Agreement: Sovereign money interest-free spending by national governments is possible and much needed, especially in a time when private consumers and businesses are drown in perpetual interest laden debt. Moving from the academic to the practical both schools ought to issue joint statements condemning all forms of austerity politics as economically ethically disastrous, support political candidates who understand and advocate for sovereign money spending and disavow the propaganda and practice of not spending without tax increases, borrowing or offsetting budgetary constraints.
Disagreement and/or confusion: Role of Banking
Is the Federal Reserve private or public? It is a centras l bank created by the federal government and run by private bankers who control most of the money supply and are therefore able to dictate who is elected to congress. The federal government could spend more money right now without borrowing or taxing or offsetting and it could also regulate banks in a people friendly way but it chooses not to. Making the federal reserve more accountable to the people without being subject to the whims of congress is difficult but achievable. Whether or not we need greater or lesser reserve requirements , separation of commerical and investor banks or more competition from not for profit credit unions snd community banks is up for debate. Personally, I think we need all three along with interest free government spending.
As an ordinary American who continually struggles as most people do with debt, I think what we need is greater public spending for public and community purposes, lower and more progressive taxation for the purposes of giving national money value, preventing aggregate inflation and correcting upward distribution of wealth and income through extraction, and a banking system that provides credit without usurious lending for productive rather than speculative purposes.

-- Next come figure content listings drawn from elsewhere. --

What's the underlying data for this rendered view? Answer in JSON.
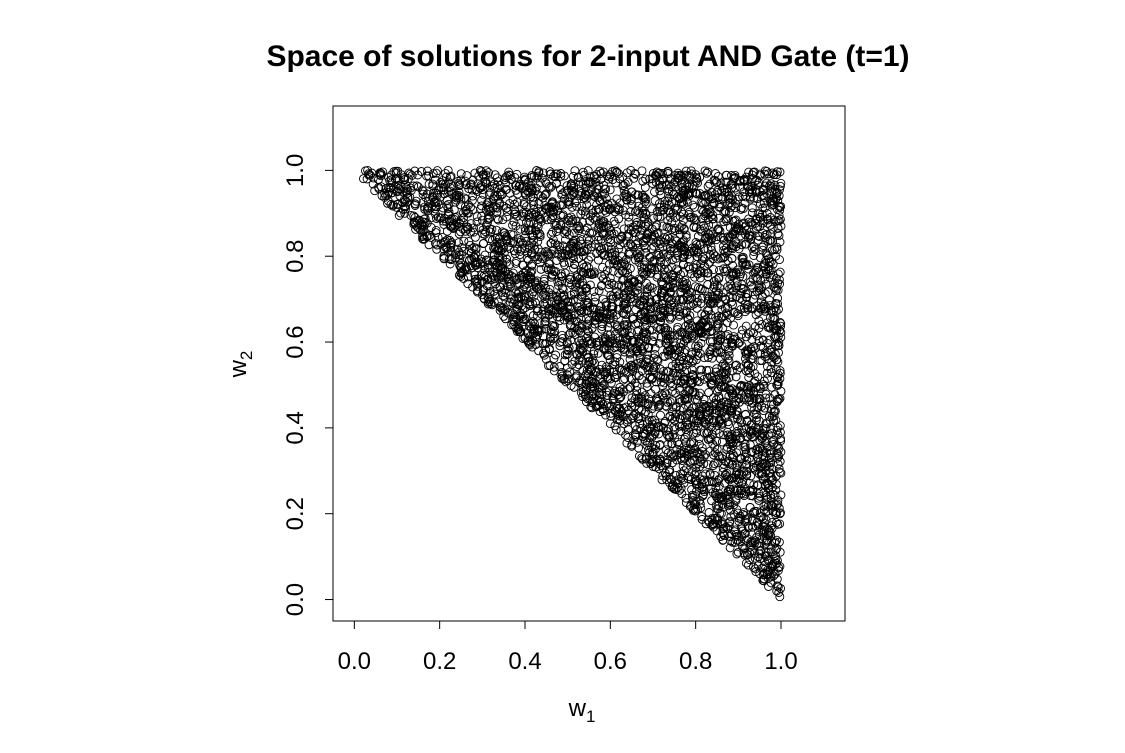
{
  "chart_data": {
    "type": "scatter",
    "title": "Space of solutions for 2-input AND Gate (t=1)",
    "xlabel": "w",
    "xlabel_sub": "1",
    "ylabel": "w",
    "ylabel_sub": "2",
    "xlim": [
      -0.05,
      1.15
    ],
    "ylim": [
      -0.05,
      1.15
    ],
    "x_ticks": [
      0.0,
      0.2,
      0.4,
      0.6,
      0.8,
      1.0
    ],
    "x_tick_labels": [
      "0.0",
      "0.2",
      "0.4",
      "0.6",
      "0.8",
      "1.0"
    ],
    "y_ticks": [
      0.0,
      0.2,
      0.4,
      0.6,
      0.8,
      1.0
    ],
    "y_tick_labels": [
      "0.0",
      "0.2",
      "0.4",
      "0.6",
      "0.8",
      "1.0"
    ],
    "grid": false,
    "marker": "open-circle",
    "marker_color": "#000000",
    "region": "w1 + w2 >= 1, 0 <= w1 <= 1, 0 <= w2 <= 1",
    "point_count": 4500,
    "points_sample": [
      [
        0.03,
        0.98
      ],
      [
        0.06,
        0.99
      ],
      [
        0.08,
        0.96
      ],
      [
        0.1,
        0.95
      ],
      [
        0.11,
        0.99
      ],
      [
        0.12,
        0.91
      ],
      [
        0.14,
        0.88
      ],
      [
        0.16,
        0.84
      ],
      [
        0.19,
        0.83
      ],
      [
        0.21,
        0.8
      ],
      [
        0.22,
        1.0
      ],
      [
        0.25,
        0.76
      ],
      [
        0.3,
        0.71
      ],
      [
        0.33,
        0.99
      ],
      [
        0.35,
        0.66
      ],
      [
        0.4,
        0.61
      ],
      [
        0.45,
        0.56
      ],
      [
        0.5,
        0.51
      ],
      [
        0.55,
        0.47
      ],
      [
        0.6,
        0.41
      ],
      [
        0.65,
        0.36
      ],
      [
        0.7,
        0.31
      ],
      [
        0.75,
        0.26
      ],
      [
        0.8,
        0.21
      ],
      [
        0.85,
        0.16
      ],
      [
        0.9,
        0.11
      ],
      [
        0.95,
        0.06
      ],
      [
        0.97,
        0.05
      ],
      [
        0.98,
        0.08
      ],
      [
        0.99,
        0.02
      ],
      [
        0.99,
        0.5
      ],
      [
        0.99,
        0.99
      ],
      [
        0.8,
        0.99
      ],
      [
        0.6,
        0.99
      ],
      [
        0.7,
        0.6
      ]
    ]
  }
}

Is it impossible for both sides to agree to emphasize these types of policies? Or is winning a pedantic argument more important than the dignity of human individuals and communities along with the preservation of the planet?
You need to study more.
1. MMT makes the distinction between bank money and government money. MMT says the government accepts only its own money, not bank money, in payment of taxes and other fees.
2. MMT says “Fractional reserve banking” is not a valid description of the current banking system. Yours is the “positive money” view, I think, which is different from MMT. MMT believes banks should be regulated better, but that it is up to the government, not the banks, to be counter-cyclical about money creation. As for being oblivious, you should read Bill Black, an MMT banking regulator.
3. MMT certainly is aware of the history of money before commercial banking, and states that governments today spend money into existence free of interest just as they did in the era of coins. And that the issuance of bonds is unnecessary.
4. Many MMTers are quite critical of the FIRE sector, and disaggregation of it from the rest of the private sector is sometimes useful, especially when explaining banking and advocating policy. But it isn’t useful in the macroeconomic view of sectoral balances.
“Contemptuous” might be a bit strong, but MMT does say that QTM is wrong, and sound finance is irrelevant to a monetary sovereign. Apparently, though, you have not grasped the reasons that they say so.
MMT is far from being “irresponsibly lackadaisical about debts, deficits and the power of the financial sector over the state.” MMT is very much aware of the perils of private sector debts, and knows that deficits matter (just not in the way you think). Again, see Bill Black for the MMT view of the financial sector and the current state of its regulatory agencies.
Keep studying MMT. When you understand it, you may still prefer Positive Money, but your preference doesn’t constitute a criticism of MMT. If you do gain an understanding of MMT and can cite any valid criticisms, I am sure MMTers will be eager to hear them.